Em democracias normais, a intermediação é feita pela imprensa e pelo Congresso, mas Bolsonaro nutre por essas duas instituições o mais absoluto desprezo, como já demonstrou fartamente na montagem do seu governo.
Na realidade virtual em que vive, o presidente eleito trata notícia como fake news, como as denúncias do Coaf sobre “movimentações financeiras atípicas” no gabinete do seu filho Eduardo.
Seus milicianos na internet fazem o mesmo. Só eles são os donos da verdade, da luz e da salvação, o resto é coisa de “vermelhos”.
No trecho mais reproduzido do seu breve discurso na imprensa, em que nada falou sobre criação de empregos e combate à pobreza cada vez mais alarmante, os grandes dramas da tragédia brasileira, Bolsonaro produziu mais uma grande fake news, ao dizer que pretende governar para todos.
“Serei presidente dos 210 milhões de brasileiros (na verdade, somos 208 milhões, segundo o último censo do IBGE), governarei em benefício de todos, sem distinção de origem social, raça, sexo, cor, idade ou religião”.
Pouco antes, em reunião reservada com ministros do TSE, fez todo mundo orar com o pastor evangélico de um templo frequentado por sua mulher, no Rio, para mostrar que seu governo poderá ser tudo, menos laico. Só faltou dizer: ajoelhou, tem que rezar.
Se cumprir mesmo o que prometeu no discurso, fará o exatamente o oposto do que pregou durante seus 27 anos de deputado, em que combateu com furor todas as minorias identitárias e tratou a defesa dos direitos humanos como coisa de viado, comunista ou petista.
Por ironia do destino, Bolsonaro foi diplomado no mesmo dia em que se celebravam no mundo todo os 70 anos da Declaração Universal dos Direitos Humanos da ONU, o guia das nações civilizadas.
A data foi lembrada pela presidente do TSE, Rosa Weber, que por isso foi criticada pela deputada eleita Joice Hasselmann (PSL-SP), expoente da direta radical festiva:
“Achei que ficou um pouco chato, e até deselegante, desnecessário”.

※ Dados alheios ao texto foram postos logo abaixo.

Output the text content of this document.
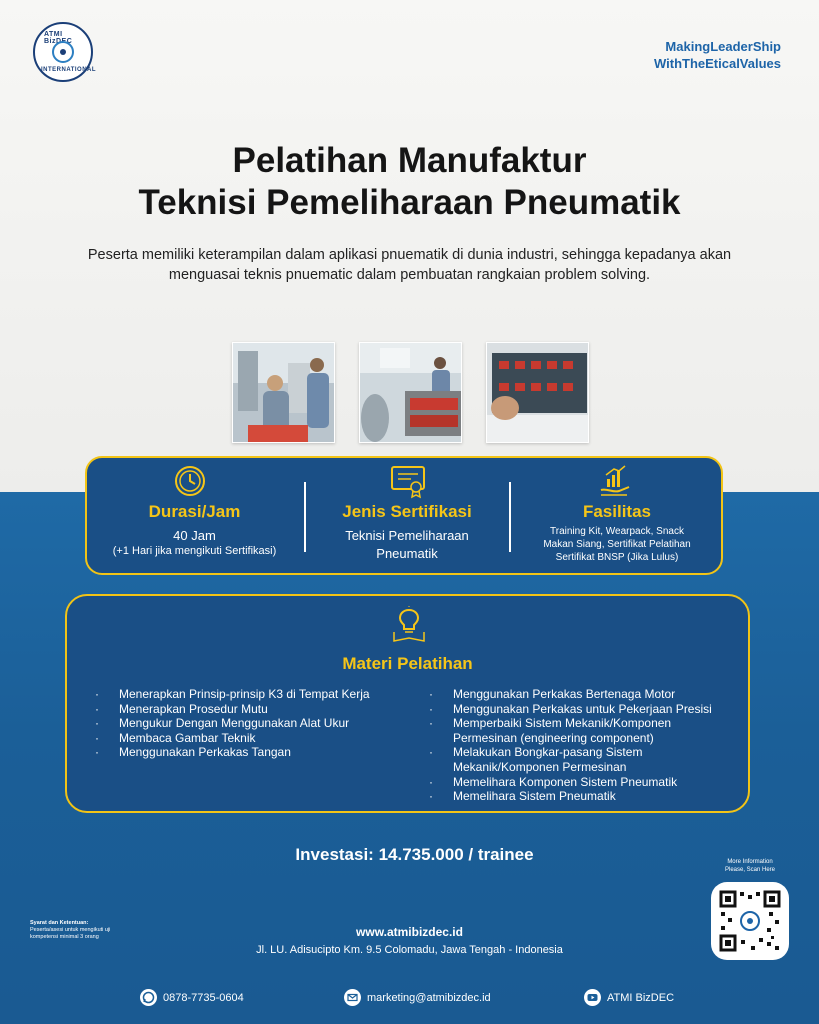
ATMI BizDEC
INTERNATIONAL
MakingLeaderShip
WithTheEticalValues
Pelatihan Manufaktur
Teknisi Pemeliharaan Pneumatik
Peserta memiliki keterampilan dalam aplikasi pnuematik di dunia industri, sehingga kepadanya akan
menguasai teknis pnuematic dalam pembuatan rangkaian problem solving.
Durasi/Jam
40 Jam
(+1 Hari jika mengikuti Sertifikasi)
Jenis Sertifikasi
Teknisi Pemeliharaan
Pneumatik
Fasilitas
Training Kit, Wearpack, Snack
Makan Siang, Sertifikat Pelatihan
Sertifikat BNSP (Jika Lulus)
Materi Pelatihan
· Menerapkan Prinsip-prinsip K3 di Tempat Kerja
· Menerapkan Prosedur Mutu
· Mengukur Dengan Menggunakan Alat Ukur
· Membaca Gambar Teknik
· Menggunakan Perkakas Tangan
· Menggunakan Perkakas Bertenaga Motor
· Menggunakan Perkakas untuk Pekerjaan Presisi
· Memperbaiki Sistem Mekanik/Komponen
Permesinan (engineering component)
· Melakukan Bongkar-pasang Sistem
Mekanik/Komponen Permesinan
· Memelihara Komponen Sistem Pneumatik
· Memelihara Sistem Pneumatik
Investasi: 14.735.000 / trainee	More Information
Please, Scan Here
Syarat dan Ketentuan:
Peserta/asesi untuk mengikuti uji
kompetensi minimal 3 orang	www.atmibizdec.id
Jl. LU. Adisucipto Km. 9.5 Colomadu, Jawa Tengah - Indonesia
0878-7735-0604	marketing@atmibizdec.id	ATMI BizDEC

Hasselmann falar em elegância é como Bolsonaro tratar de energia nuclear de terceira geração, mas esse era o clima na cerimônia de entronização da nova ordem.
Palavras e conceitos perdem o sentido quando eles falam como enviados especiais de Deus, marchando feito um exército de ocupação.
É o que nos espera, a 18 dias da posse.
Vida que segue.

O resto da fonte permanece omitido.